I haven't looked at the Oncore driver.  You can often learn things
by looking at the code in other drivers.

>It's never easy to wrap your mind around someone else's code, especially
>when there's that much of it.  It's even tougher if you're not really
>fluent in C.  I can struggle though it but I'm not what you'd call fluent.

It's even tougher when the basic algorithms are complicated
and full of heuristics that you may not understand.

>Rather than writing a separate document, I'd recommend carefully
>commenting the code itself.  This would include identifying what the
>variables and data structures represent, and cross referencing the code
>to the RFC.  I'm not going to hold my breath though.  Most programmers
>would rather write code than documentation.

In my opinion, the ntpd code is actually quite well commented.

Yes, the .h files could use some more hints.

Just picking sensible variable/procedure names is half the work.
(This isn't (old?) FORTRAN with a 6 character limit.)

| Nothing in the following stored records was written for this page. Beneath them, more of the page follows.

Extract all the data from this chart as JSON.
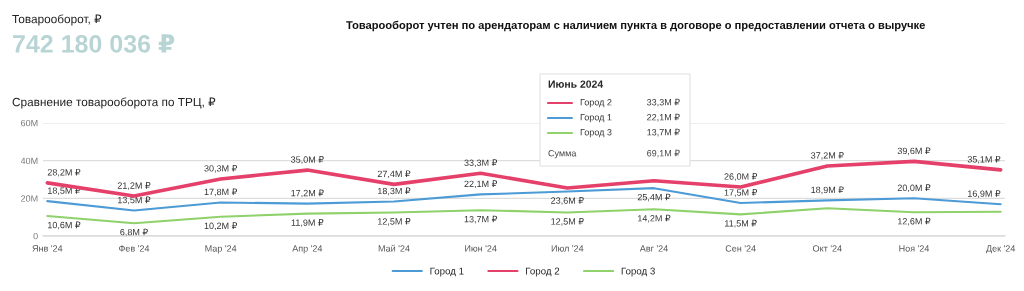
{
  "chart_data": {
    "type": "line",
    "title": "Сравнение товарооборота по ТРЦ, ₽",
    "categories": [
      "Янв '24",
      "Фев '24",
      "Мар '24",
      "Апр '24",
      "Май '24",
      "Июн '24",
      "Июл '24",
      "Авг '24",
      "Сен '24",
      "Окт '24",
      "Ноя '24",
      "Дек '24"
    ],
    "series": [
      {
        "name": "Город 1",
        "color": "#4c9bd6",
        "values": [
          18.5,
          13.5,
          17.8,
          17.2,
          18.3,
          22.1,
          23.6,
          25.4,
          17.5,
          18.9,
          20.0,
          16.9
        ],
        "value_labels": [
          "18,5M ₽",
          "13,5M ₽",
          "17,8M ₽",
          "17,2M ₽",
          "18,3M ₽",
          "22,1M ₽",
          "23,6M ₽",
          "25,4M ₽",
          "17,5M ₽",
          "18,9M ₽",
          "20,0M ₽",
          "16,9M ₽"
        ]
      },
      {
        "name": "Город 2",
        "color": "#e5406a",
        "values": [
          28.2,
          21.2,
          30.3,
          35.0,
          27.4,
          33.3,
          25.5,
          29.3,
          26.0,
          37.2,
          39.6,
          35.1
        ],
        "value_labels": [
          "28,2M ₽",
          "21,2M ₽",
          "30,3M ₽",
          "35,0M ₽",
          "27,4M ₽",
          "33,3M ₽",
          null,
          null,
          "26,0M ₽",
          "37,2M ₽",
          "39,6M ₽",
          "35,1M ₽"
        ]
      },
      {
        "name": "Город 3",
        "color": "#8fd16a",
        "values": [
          10.6,
          6.8,
          10.2,
          11.9,
          12.5,
          13.7,
          12.5,
          14.2,
          11.5,
          14.7,
          12.6,
          12.9
        ],
        "value_labels": [
          "10,6M ₽",
          "6,8M ₽",
          "10,2M ₽",
          "11,9M ₽",
          "12,5M ₽",
          "13,7M ₽",
          "12,5M ₽",
          "14,2M ₽",
          "11,5M ₽",
          null,
          "12,6M ₽",
          null
        ]
      }
    ],
    "ylim": [
      0,
      60
    ],
    "yticks": [
      0,
      {
        "value": 20,
        "label": "20M"
      },
      {
        "value": 40,
        "label": "40M"
      },
      {
        "value": 60,
        "label": "60M"
      }
    ],
    "grid": "y",
    "legend": "bottom",
    "marker": "none",
    "line_style": "solid",
    "annotations": [
      "Товарооборот, ₽",
      "742 180 036 ₽",
      "Товарооборот учтен по арендаторам с наличием пункта в договоре о предоставлении отчета о выручке",
      "Июнь 2024",
      "Город 2",
      "33,3M ₽",
      "Город 1",
      "22,1M ₽",
      "Город 3",
      "13,7M ₽",
      "Сумма",
      "69,1M ₽"
    ]
  }
}
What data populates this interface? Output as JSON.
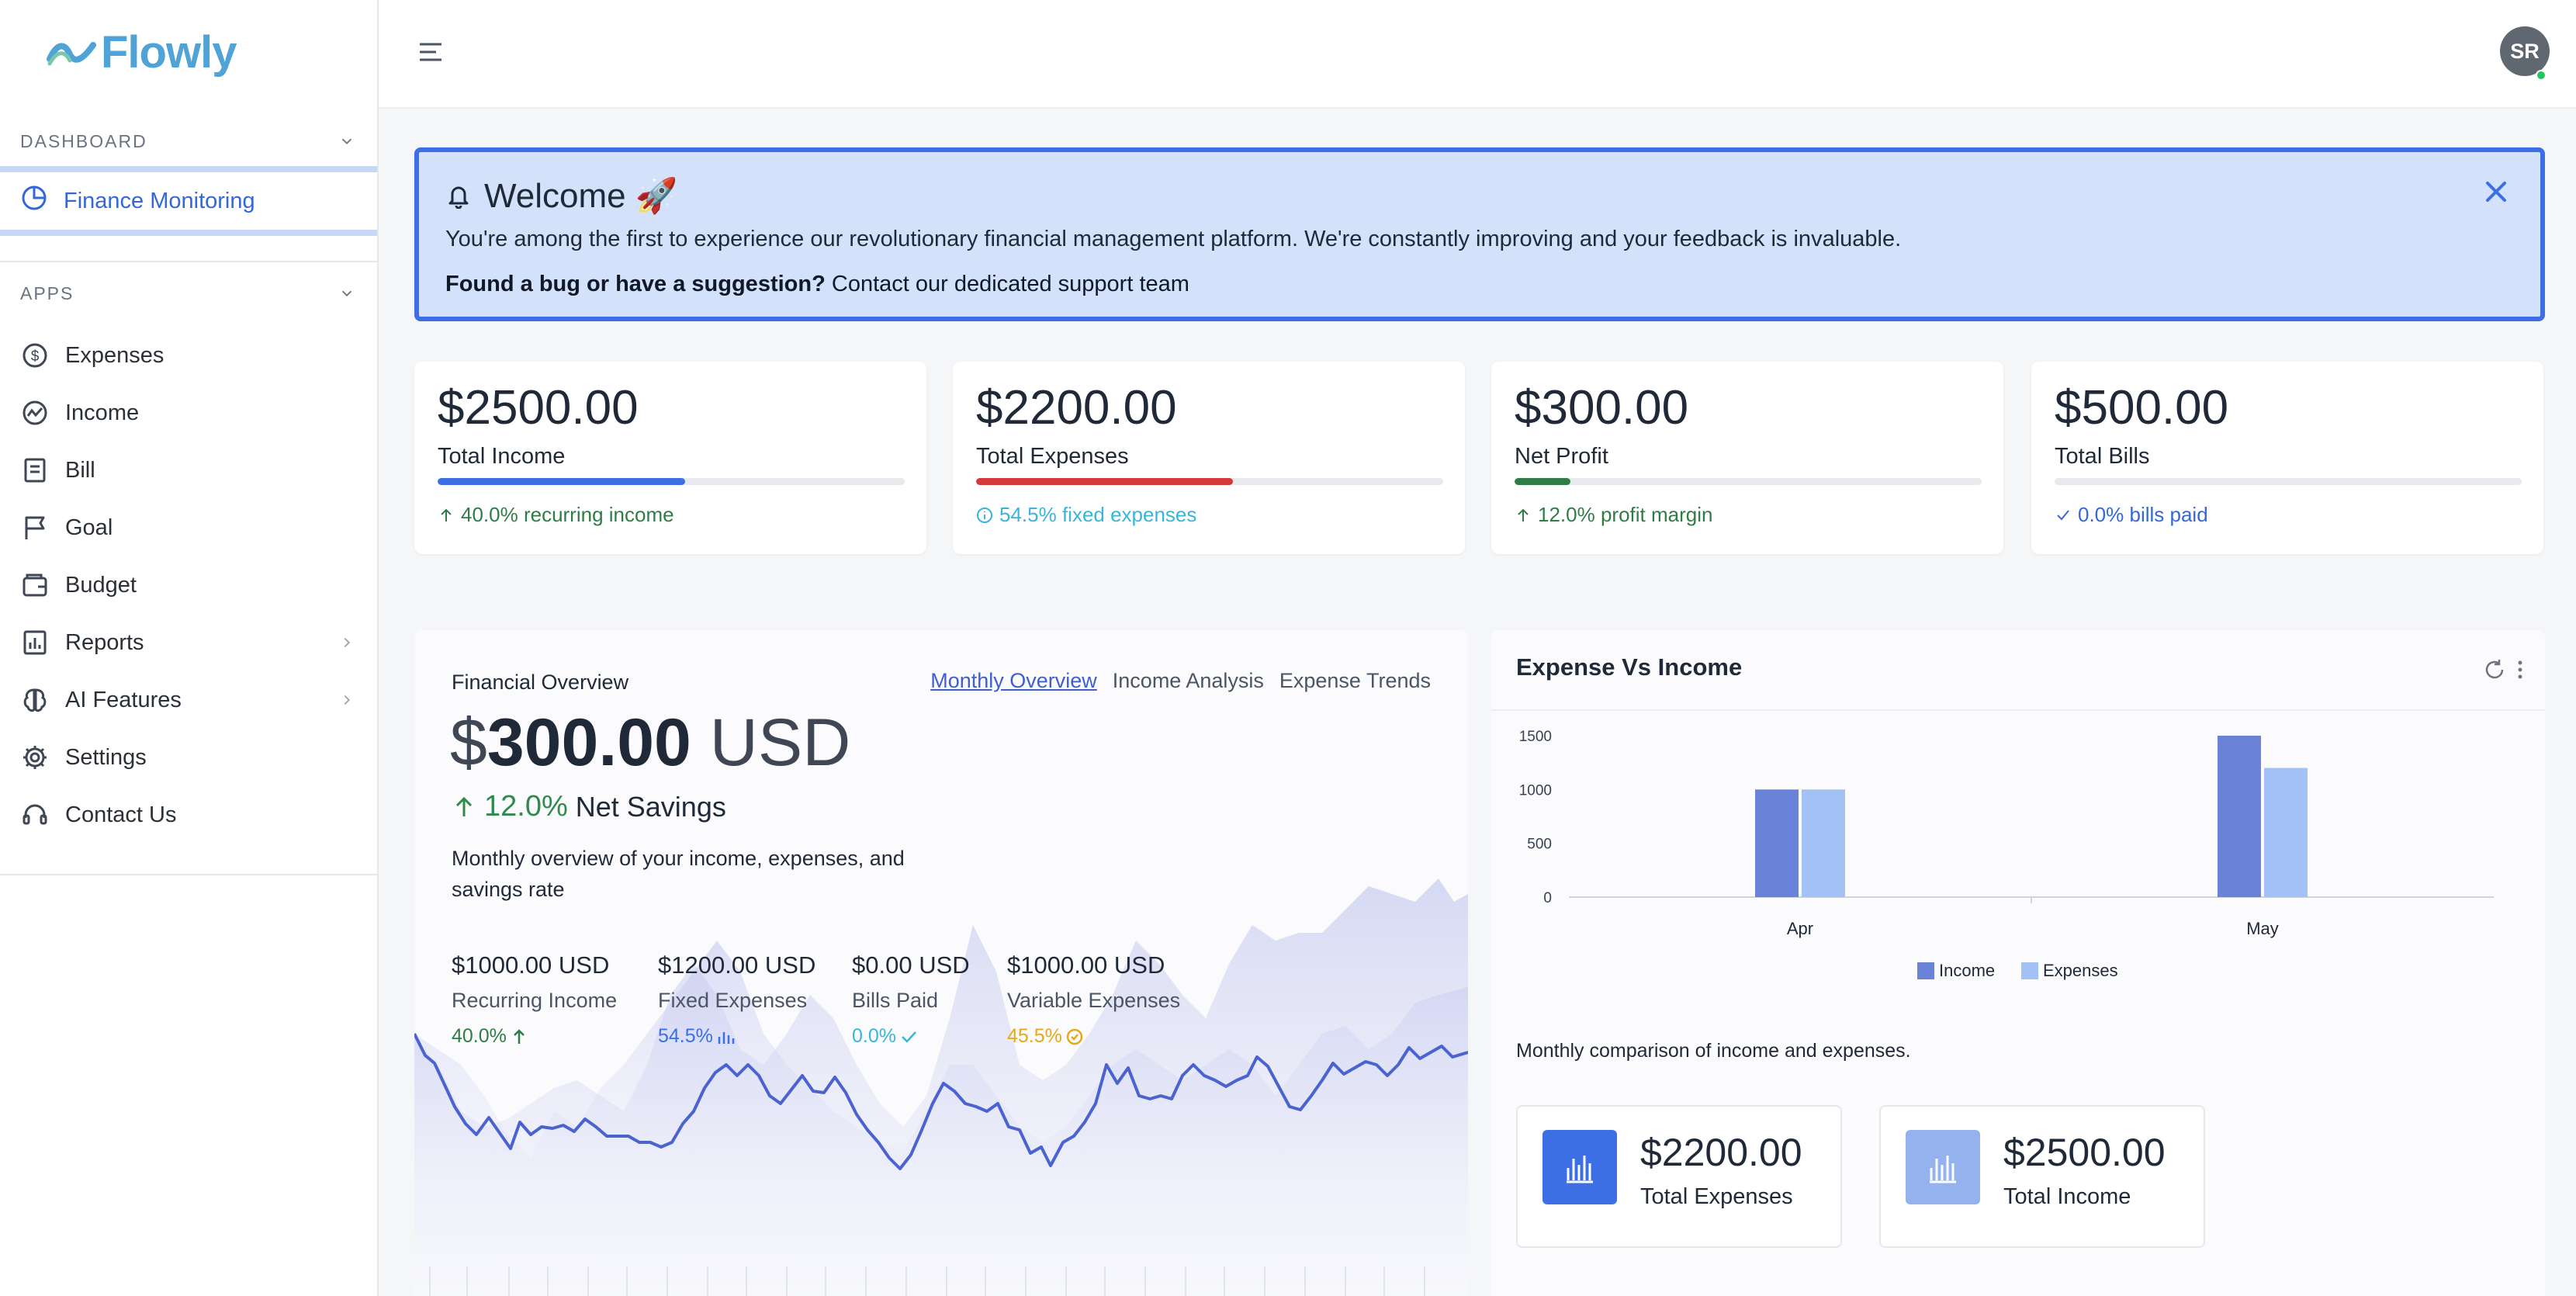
{
  "app": {
    "name": "Flowly"
  },
  "sidebar": {
    "dashboard_heading": "DASHBOARD",
    "active_item": "Finance Monitoring",
    "apps_heading": "APPS",
    "items": [
      {
        "label": "Expenses",
        "icon": "dollar-circle-icon"
      },
      {
        "label": "Income",
        "icon": "trend-circle-icon"
      },
      {
        "label": "Bill",
        "icon": "receipt-icon"
      },
      {
        "label": "Goal",
        "icon": "flag-icon"
      },
      {
        "label": "Budget",
        "icon": "wallet-icon"
      },
      {
        "label": "Reports",
        "icon": "report-chart-icon",
        "has_submenu": true
      },
      {
        "label": "AI Features",
        "icon": "brain-icon",
        "has_submenu": true
      },
      {
        "label": "Settings",
        "icon": "gear-icon"
      },
      {
        "label": "Contact Us",
        "icon": "headset-icon"
      }
    ]
  },
  "topbar": {
    "avatar_initials": "SR",
    "avatar_status": "online"
  },
  "banner": {
    "title": "Welcome 🚀",
    "text": "You're among the first to experience our revolutionary financial management platform. We're constantly improving and your feedback is invaluable.",
    "cta_bold": "Found a bug or have a suggestion?",
    "cta_link": "Contact our dedicated support team"
  },
  "stats": [
    {
      "value": "$2500.00",
      "label": "Total Income",
      "progress": 0.53,
      "color": "#3b6fe3",
      "note": "40.0% recurring income",
      "note_color": "#2f7d46",
      "note_icon": "arrow-up-icon"
    },
    {
      "value": "$2200.00",
      "label": "Total Expenses",
      "progress": 0.55,
      "color": "#d23a3a",
      "note": "54.5% fixed expenses",
      "note_color": "#38b6d8",
      "note_icon": "info-circle-icon"
    },
    {
      "value": "$300.00",
      "label": "Net Profit",
      "progress": 0.12,
      "color": "#2f7d46",
      "note": "12.0% profit margin",
      "note_color": "#2f7d46",
      "note_icon": "arrow-up-icon"
    },
    {
      "value": "$500.00",
      "label": "Total Bills",
      "progress": 0.0,
      "color": "#3b6fe3",
      "note": "0.0% bills paid",
      "note_color": "#3567d8",
      "note_icon": "check-icon"
    }
  ],
  "overview": {
    "kicker": "Financial Overview",
    "tabs": [
      "Monthly Overview",
      "Income Analysis",
      "Expense Trends"
    ],
    "active_tab": "Monthly Overview",
    "currency_symbol": "$",
    "amount": "300.00",
    "unit": "USD",
    "change_pct": "12.0%",
    "change_label": "Net Savings",
    "description": "Monthly overview of your income, expenses, and savings rate",
    "metrics": [
      {
        "value": "$1000.00 USD",
        "label": "Recurring Income",
        "pct": "40.0%",
        "color": "#2f7d46",
        "icon": "arrow-up-icon"
      },
      {
        "value": "$1200.00 USD",
        "label": "Fixed Expenses",
        "pct": "54.5%",
        "color": "#3b6fe3",
        "icon": "bar-chart-icon"
      },
      {
        "value": "$0.00 USD",
        "label": "Bills Paid",
        "pct": "0.0%",
        "color": "#38b6d8",
        "icon": "check-icon"
      },
      {
        "value": "$1000.00 USD",
        "label": "Variable Expenses",
        "pct": "45.5%",
        "color": "#e6a817",
        "icon": "check-circle-icon"
      }
    ]
  },
  "expense_vs_income": {
    "title": "Expense Vs Income",
    "caption": "Monthly comparison of income and expenses.",
    "totals": [
      {
        "value": "$2200.00",
        "label": "Total Expenses",
        "icon_bg": "#3b6fe3"
      },
      {
        "value": "$2500.00",
        "label": "Total Income",
        "icon_bg": "#93b2ee"
      }
    ]
  },
  "chart_data": {
    "type": "bar",
    "categories": [
      "Apr",
      "May"
    ],
    "series": [
      {
        "name": "Income",
        "values": [
          1000,
          1500
        ],
        "color": "#6a82d8"
      },
      {
        "name": "Expenses",
        "values": [
          1000,
          1200
        ],
        "color": "#a3c1f4"
      }
    ],
    "title": "",
    "xlabel": "",
    "ylabel": "",
    "ylim": [
      0,
      1500
    ],
    "yticks": [
      0,
      500,
      1000,
      1500
    ],
    "legend": "bottom-center",
    "grid": false
  }
}
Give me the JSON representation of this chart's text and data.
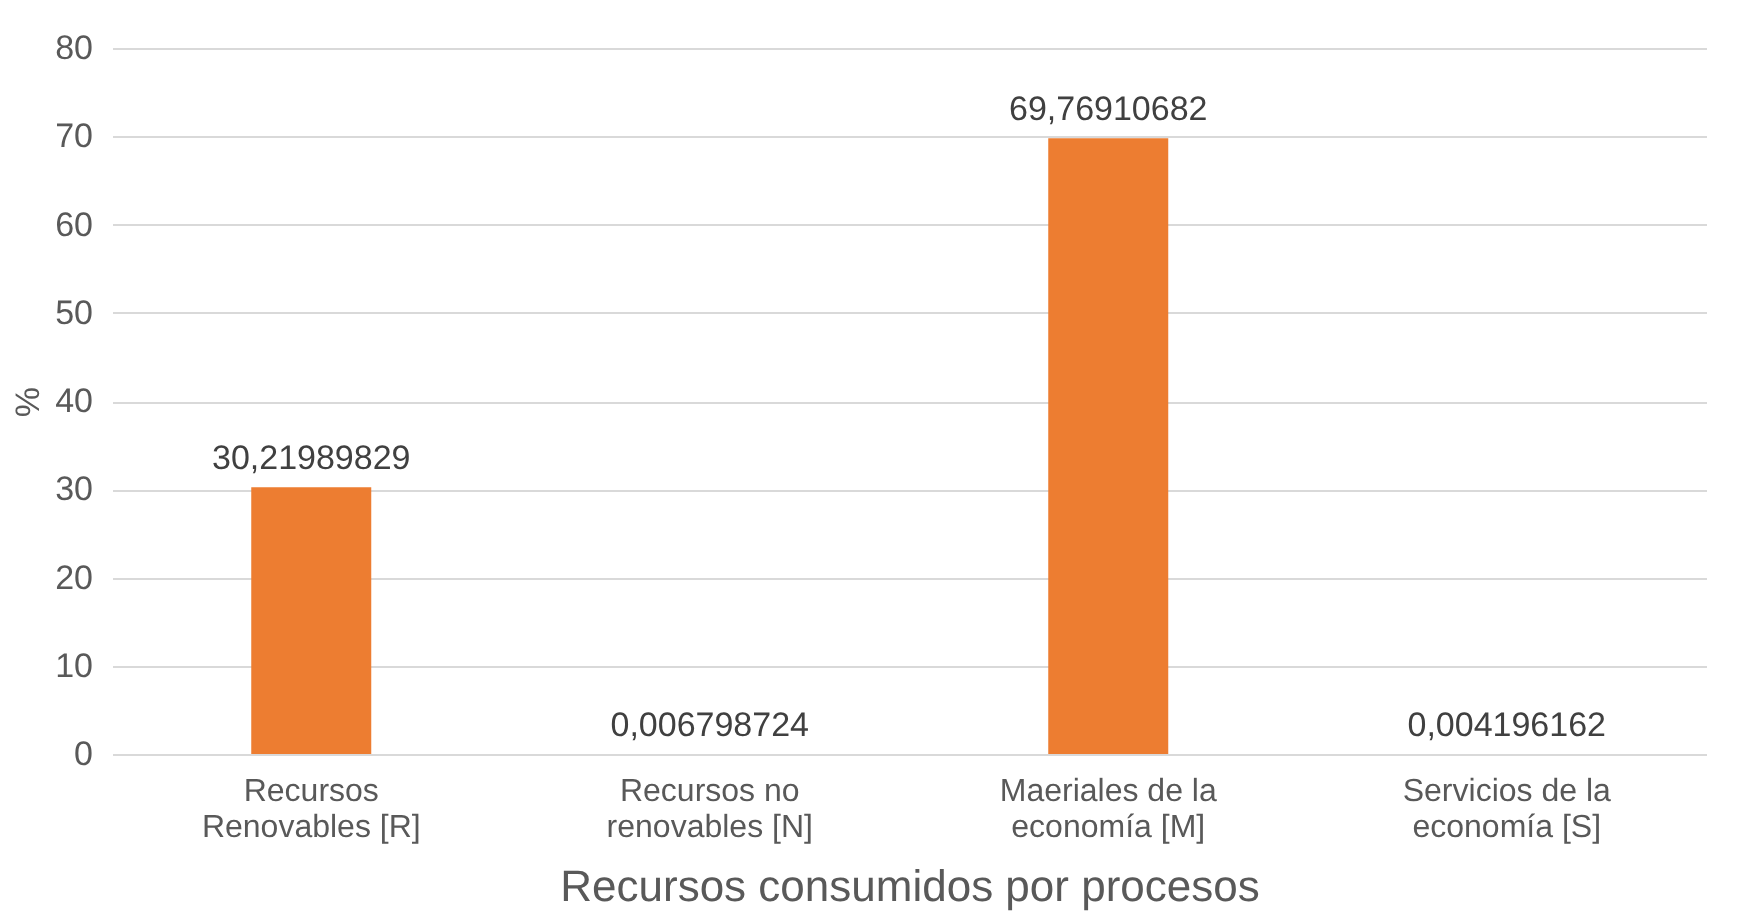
{
  "chart_data": {
    "type": "bar",
    "xlabel": "Recursos consumidos por procesos",
    "ylabel": "%",
    "categories": [
      "Recursos Renovables [R]",
      "Recursos no renovables [N]",
      "Maeriales de la economía [M]",
      "Servicios de la economía [S]"
    ],
    "values": [
      30.21989829,
      0.006798724,
      69.76910682,
      0.004196162
    ],
    "value_labels": [
      "30,21989829",
      "0,006798724",
      "69,76910682",
      "0,004196162"
    ],
    "color": "#ed7d31",
    "ylim": [
      0,
      80
    ],
    "yticks": [
      0,
      10,
      20,
      30,
      40,
      50,
      60,
      70,
      80
    ],
    "grid": "y"
  }
}
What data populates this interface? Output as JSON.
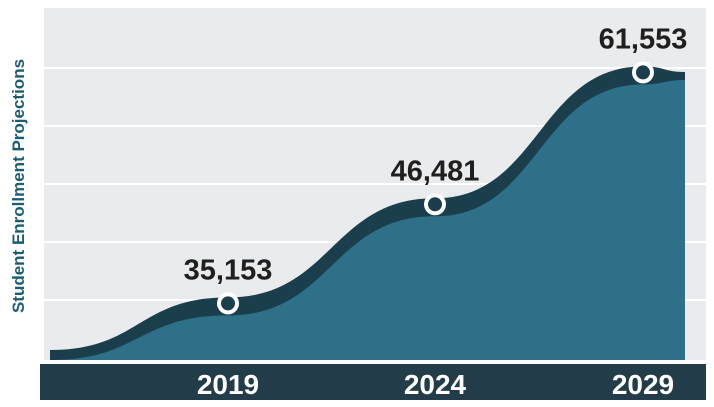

There is an interesting tradeoff.  If you don't know anything,
you would like a lot of comments that tell you all the details
that you don't know yet.  If you are a familiar with a chunk of
code, all those comments are clutter.  What you really want
are descriptions of the big picture and details that aren't "obvious"
from looking at the code.


I was at a talk the other day.  The context was computer literacy
in the sense of normal people being able to read code.  (A few
thousand years ago, normal merchants paid scribes to read/write
for them.)  One interesting discussion was about how to say
"don't do X" or "use hash tables rather than linked lists because ..."
in formal code as compared to a textual comment that may be in
a language the reader doesn't understand.

-- 
These are my opinions, not necessarily my employer's.  I hate spam.